Clément Solym - 18.03.2020

Edition - Les maisons - poésie internet réseaux - coronavirus édition - Bruno Doucey poésie


Que peut la poésie, quand tout un chacun lutte contre la propagation d’un virus, en restant chez soi ? Les éditions Bruno Doucey prennent les armes poétiques pour répondre : « Apporter ce rayon de soleil, ce brin de bonheur et de fantaisie qui nourrit le courage dont nous avons tous besoin. » Et depuis les réseaux, la maison entend apporter sa pierre à l’édifice. 

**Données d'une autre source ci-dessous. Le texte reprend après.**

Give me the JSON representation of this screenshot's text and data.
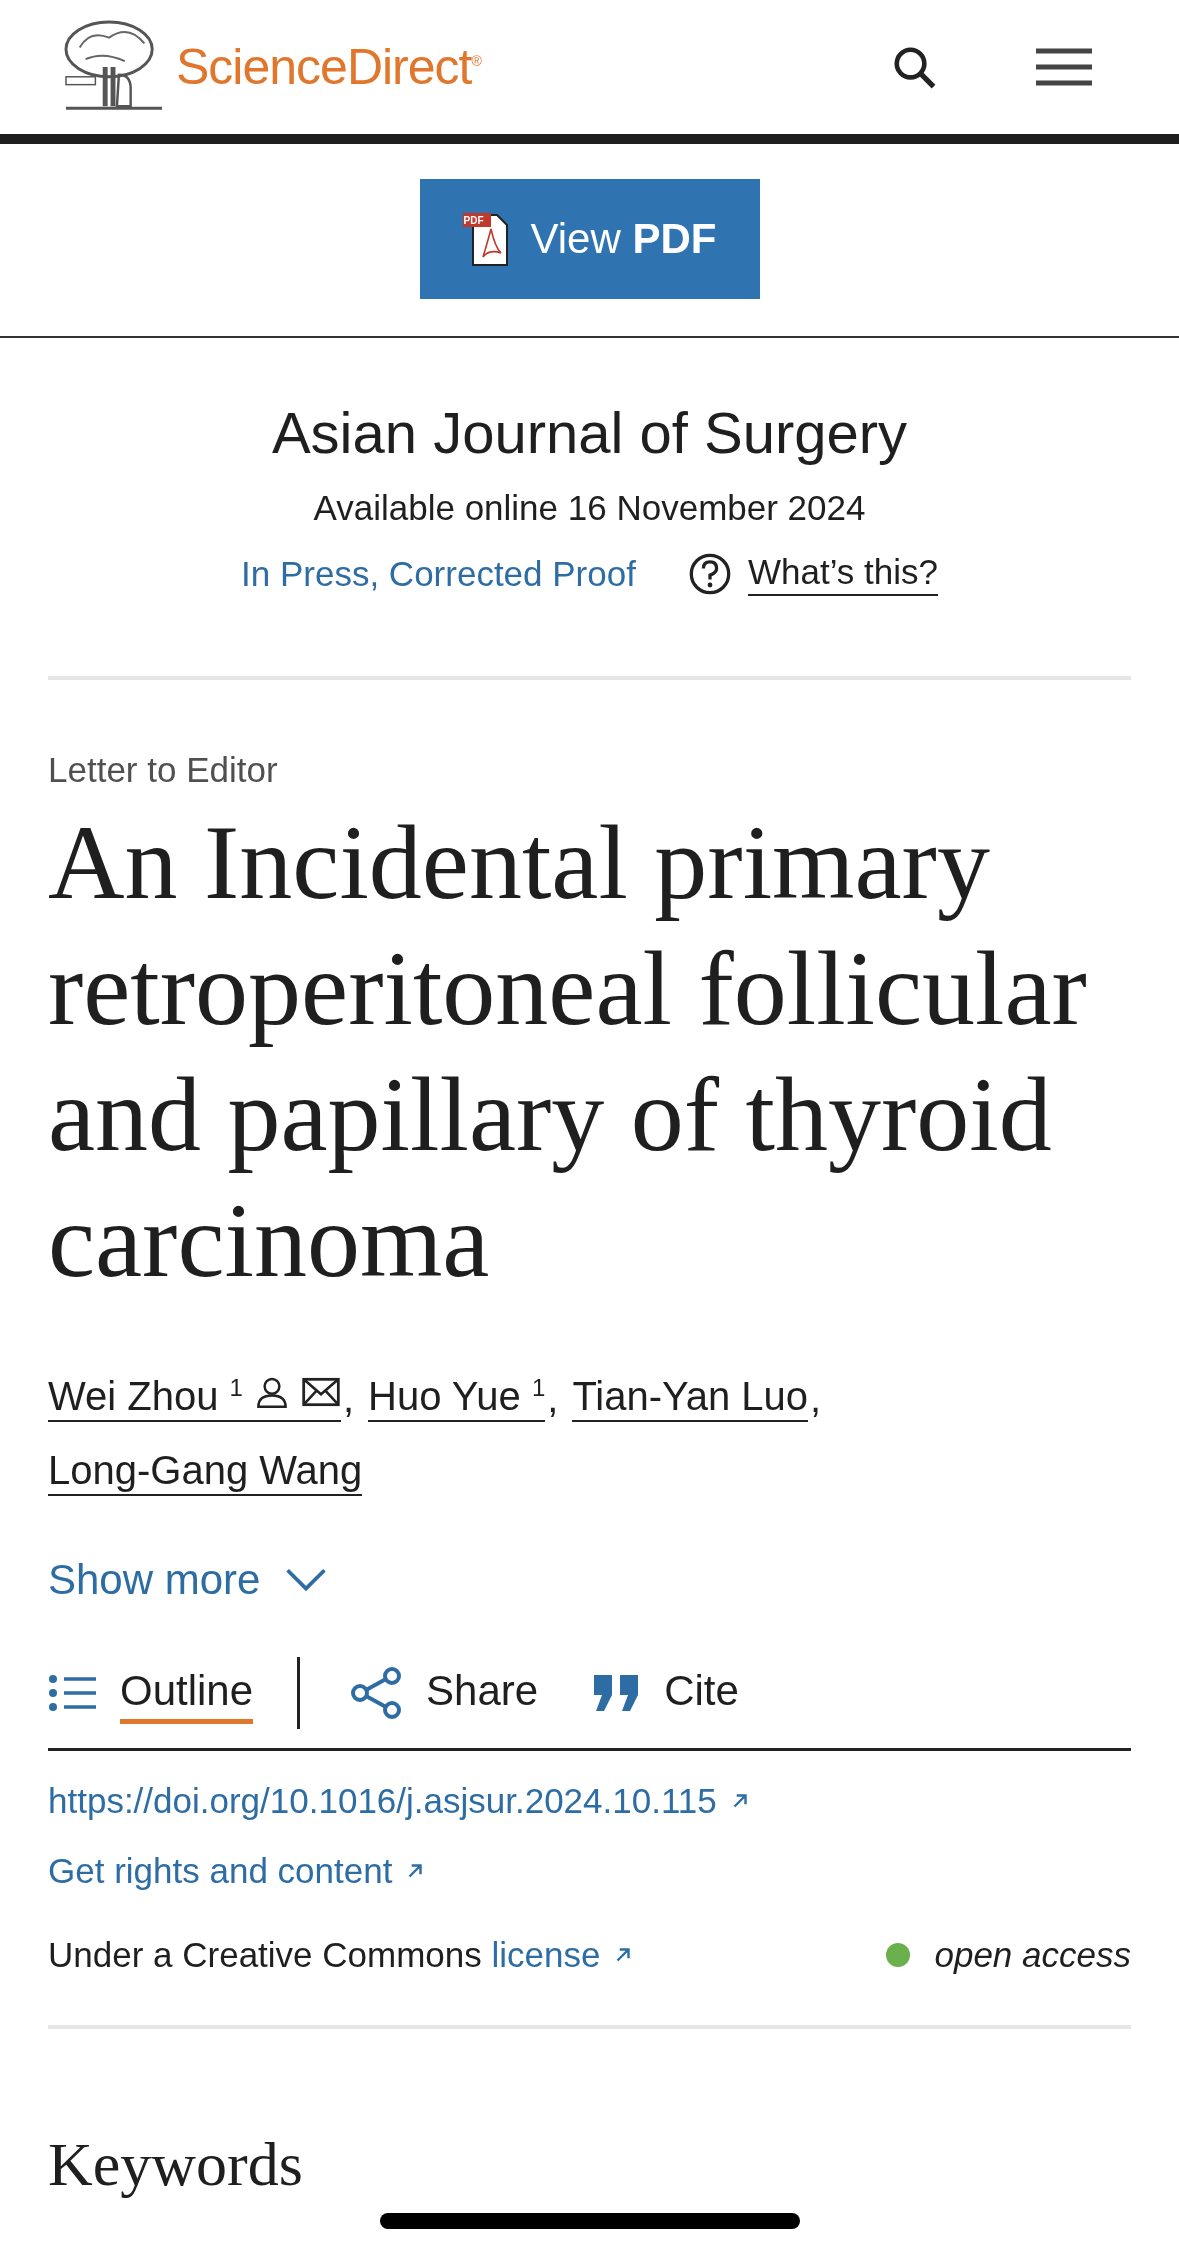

L'équipe des éditions Bruno Doucey
 

De la poésie à la maison, voici le programme servi par l’éditeur de Jeanne Benameur ou Sapho. Trois fois par jour, un rendez-vous thématique est mis en place sur les réseaux sociaux, avec des horaires bien définis : 

– Croissant Poésie à 8h30 : un poème pour bien démarrer la journée
– Elles sont en première ligne à 12h30 : hommage à ces femmes qui prennent soin de nous et s’exposent avec dévouement, poèmes issus du recueil de Fabienne Swiatly, Elles sont au service.
– Apéro-poésie pour se donner du courage à 18h30 : rendez-vous en direct avec Bruno Doucey, qui offrira la lecture d’un poème quotidien.

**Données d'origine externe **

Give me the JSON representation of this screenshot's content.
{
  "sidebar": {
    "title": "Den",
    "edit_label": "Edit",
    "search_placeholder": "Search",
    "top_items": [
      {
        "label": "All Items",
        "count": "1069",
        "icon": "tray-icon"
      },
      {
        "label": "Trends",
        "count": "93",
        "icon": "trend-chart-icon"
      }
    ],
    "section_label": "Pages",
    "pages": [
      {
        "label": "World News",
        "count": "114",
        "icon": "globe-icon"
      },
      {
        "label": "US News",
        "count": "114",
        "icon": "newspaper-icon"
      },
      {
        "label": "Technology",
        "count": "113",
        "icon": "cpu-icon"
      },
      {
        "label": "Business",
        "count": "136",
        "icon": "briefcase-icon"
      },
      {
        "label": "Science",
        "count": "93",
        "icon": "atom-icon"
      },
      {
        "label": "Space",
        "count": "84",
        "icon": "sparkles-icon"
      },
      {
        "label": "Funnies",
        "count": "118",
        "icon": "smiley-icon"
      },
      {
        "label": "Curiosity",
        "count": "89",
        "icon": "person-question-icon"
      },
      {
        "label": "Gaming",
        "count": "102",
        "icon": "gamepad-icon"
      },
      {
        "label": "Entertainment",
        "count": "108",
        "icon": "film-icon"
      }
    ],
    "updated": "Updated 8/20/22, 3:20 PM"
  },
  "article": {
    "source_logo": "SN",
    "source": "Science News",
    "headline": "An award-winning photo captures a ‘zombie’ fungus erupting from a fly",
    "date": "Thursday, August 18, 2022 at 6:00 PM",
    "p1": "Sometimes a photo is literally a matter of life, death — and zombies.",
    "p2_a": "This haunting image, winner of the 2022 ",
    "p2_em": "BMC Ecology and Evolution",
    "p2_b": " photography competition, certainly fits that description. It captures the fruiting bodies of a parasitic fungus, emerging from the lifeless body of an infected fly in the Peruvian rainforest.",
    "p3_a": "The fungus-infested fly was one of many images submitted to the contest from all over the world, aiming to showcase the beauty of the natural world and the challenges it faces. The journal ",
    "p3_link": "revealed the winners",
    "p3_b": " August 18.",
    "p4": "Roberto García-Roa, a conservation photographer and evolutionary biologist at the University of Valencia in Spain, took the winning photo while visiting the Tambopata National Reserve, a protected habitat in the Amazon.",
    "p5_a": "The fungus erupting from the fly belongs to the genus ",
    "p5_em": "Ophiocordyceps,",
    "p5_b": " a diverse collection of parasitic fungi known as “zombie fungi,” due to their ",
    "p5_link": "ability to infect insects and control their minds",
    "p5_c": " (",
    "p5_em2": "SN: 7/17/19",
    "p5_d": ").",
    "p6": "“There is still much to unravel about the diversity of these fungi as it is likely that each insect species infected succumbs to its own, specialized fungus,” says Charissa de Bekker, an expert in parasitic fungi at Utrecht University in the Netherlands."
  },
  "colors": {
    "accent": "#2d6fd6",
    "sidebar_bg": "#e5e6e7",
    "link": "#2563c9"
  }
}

Le premier vient d’être diffusé, un petit-déjeuner qui démarre donc avec Pierre Séghers, et un extrait du recueil Dis-moi, ma vie 
 
 
Paru le 3 janvier 2019, le recueil démontre aussi l’occasion d’animer les catalogues de la maison — en l’occurrence, un ouvrage paru en 1972, qui n’avait pas rencontré son public en France. « Le fleuve de ses mots traverse les paysages de la mémoire, longe les gouffres d’un parcours qui connut souvent des heures sombres, retrouve les points cardinaux d’une existence entièrement vouée à la poésie. Et l’on ressort de ce livre avec le sentiment d’avoir désormais un ami de plus sur la terre », indique l’éditeur. 

On pourra savourer ces moments poétiques sur les différents réseaux sociaux de l’éditeur.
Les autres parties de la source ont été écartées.